Particolarmente colpita è la Sardegna, che registra il taglio del 60% dei progetti di danza ammessi al triennio 2025–2027: sei su nove sono stati esclusi. Una situazione che l’assessora sarda alla Cultura, Ilaria Portas, definisce “gravissima”. “Non comprendiamo le ragioni di questa decisione che mette in ginocchio un intero comparto, con conseguenze devastanti per lavoratori e strutture,” ha dichiarato.
A ciò si aggiungono casi emblematici come la dequalificazione di Fuorimargine, il ridimensionamento delle attività di Sardegna Teatro e l’esclusione di molte realtà che operano con continuità e innovazione sul territorio.
Alla crisi finanziaria si somma quella istituzionale: tre commissari – espressione di ANCI, UPI e Conferenza delle Regioni – si sono dimessi dalle commissioni consultive, lasciandole operative ma prive di rappresentanza pubblica. Una situazione che solleva dubbi sulla legittimità delle decisioni e sulla trasparenza del processo.

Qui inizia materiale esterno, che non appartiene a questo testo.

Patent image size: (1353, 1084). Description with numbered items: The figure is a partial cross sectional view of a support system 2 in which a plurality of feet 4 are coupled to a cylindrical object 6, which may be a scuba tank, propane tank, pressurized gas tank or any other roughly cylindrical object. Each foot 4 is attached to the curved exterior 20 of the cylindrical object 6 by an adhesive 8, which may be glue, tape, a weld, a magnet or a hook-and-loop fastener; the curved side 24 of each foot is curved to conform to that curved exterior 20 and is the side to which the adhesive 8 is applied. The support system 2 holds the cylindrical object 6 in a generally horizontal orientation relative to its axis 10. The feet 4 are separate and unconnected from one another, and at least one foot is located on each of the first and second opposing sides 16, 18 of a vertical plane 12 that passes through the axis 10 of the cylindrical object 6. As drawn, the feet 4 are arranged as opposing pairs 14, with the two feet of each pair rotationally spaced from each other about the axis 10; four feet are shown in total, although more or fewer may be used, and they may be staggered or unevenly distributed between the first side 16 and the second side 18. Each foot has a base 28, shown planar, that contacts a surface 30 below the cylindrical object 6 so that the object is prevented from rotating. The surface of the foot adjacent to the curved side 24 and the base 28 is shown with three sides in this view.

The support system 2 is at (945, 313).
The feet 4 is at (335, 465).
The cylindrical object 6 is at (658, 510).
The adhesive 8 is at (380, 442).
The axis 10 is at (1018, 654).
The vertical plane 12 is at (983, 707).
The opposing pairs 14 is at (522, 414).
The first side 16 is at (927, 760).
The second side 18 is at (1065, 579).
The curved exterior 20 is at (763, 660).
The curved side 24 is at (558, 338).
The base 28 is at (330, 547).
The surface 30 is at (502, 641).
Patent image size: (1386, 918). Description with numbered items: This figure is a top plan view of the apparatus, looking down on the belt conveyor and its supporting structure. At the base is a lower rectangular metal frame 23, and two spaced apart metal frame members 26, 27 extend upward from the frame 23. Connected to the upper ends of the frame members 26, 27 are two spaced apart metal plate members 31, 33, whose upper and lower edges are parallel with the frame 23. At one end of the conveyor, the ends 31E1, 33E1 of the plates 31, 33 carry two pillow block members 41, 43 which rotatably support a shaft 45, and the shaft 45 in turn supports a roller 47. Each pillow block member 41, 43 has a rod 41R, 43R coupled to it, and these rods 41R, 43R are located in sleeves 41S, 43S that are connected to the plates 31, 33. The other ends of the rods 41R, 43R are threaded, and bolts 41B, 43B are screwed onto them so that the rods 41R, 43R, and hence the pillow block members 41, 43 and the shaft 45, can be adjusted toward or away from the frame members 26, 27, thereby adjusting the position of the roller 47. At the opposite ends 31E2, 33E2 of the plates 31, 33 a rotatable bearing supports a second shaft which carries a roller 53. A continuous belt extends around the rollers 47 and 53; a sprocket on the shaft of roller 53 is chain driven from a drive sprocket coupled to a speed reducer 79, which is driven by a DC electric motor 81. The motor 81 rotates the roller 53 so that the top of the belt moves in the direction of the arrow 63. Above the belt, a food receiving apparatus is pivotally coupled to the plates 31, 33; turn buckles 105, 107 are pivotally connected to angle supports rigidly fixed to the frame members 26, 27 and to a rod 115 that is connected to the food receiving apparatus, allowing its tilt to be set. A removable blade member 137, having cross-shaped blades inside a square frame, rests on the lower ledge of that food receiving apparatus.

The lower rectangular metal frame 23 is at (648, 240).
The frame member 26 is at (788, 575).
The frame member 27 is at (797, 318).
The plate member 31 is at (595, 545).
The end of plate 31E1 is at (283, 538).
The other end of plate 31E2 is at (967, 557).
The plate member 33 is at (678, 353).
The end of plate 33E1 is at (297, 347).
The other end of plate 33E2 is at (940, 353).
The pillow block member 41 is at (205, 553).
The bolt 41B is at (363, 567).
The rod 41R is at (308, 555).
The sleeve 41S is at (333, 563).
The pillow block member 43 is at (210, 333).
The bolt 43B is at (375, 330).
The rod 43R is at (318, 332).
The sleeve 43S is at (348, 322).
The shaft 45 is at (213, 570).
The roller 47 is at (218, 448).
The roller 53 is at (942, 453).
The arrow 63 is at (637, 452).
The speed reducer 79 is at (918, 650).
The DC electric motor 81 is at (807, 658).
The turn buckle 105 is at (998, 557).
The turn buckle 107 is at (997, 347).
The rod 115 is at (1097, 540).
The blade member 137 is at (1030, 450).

In risposta, le amministrazioni regionali firmatarie chiedono con forza l’azzeramento e la ricostituzione delle Commissioni, con un equilibrio reale tra competenze tecniche e istituzioni. Sollecitano inoltre che le istanze di riesame vengano affrontate con serietà e trasparenza, e invocano l’apertura urgente di un tavolo di confronto strutturato e riconosciuto, per ristabilire regole condivise.
“Solo un confronto leale e partecipato può restituire fiducia al sistema,” concludono gli assessori. “Le Regioni sono pronte a fare la propria parte.”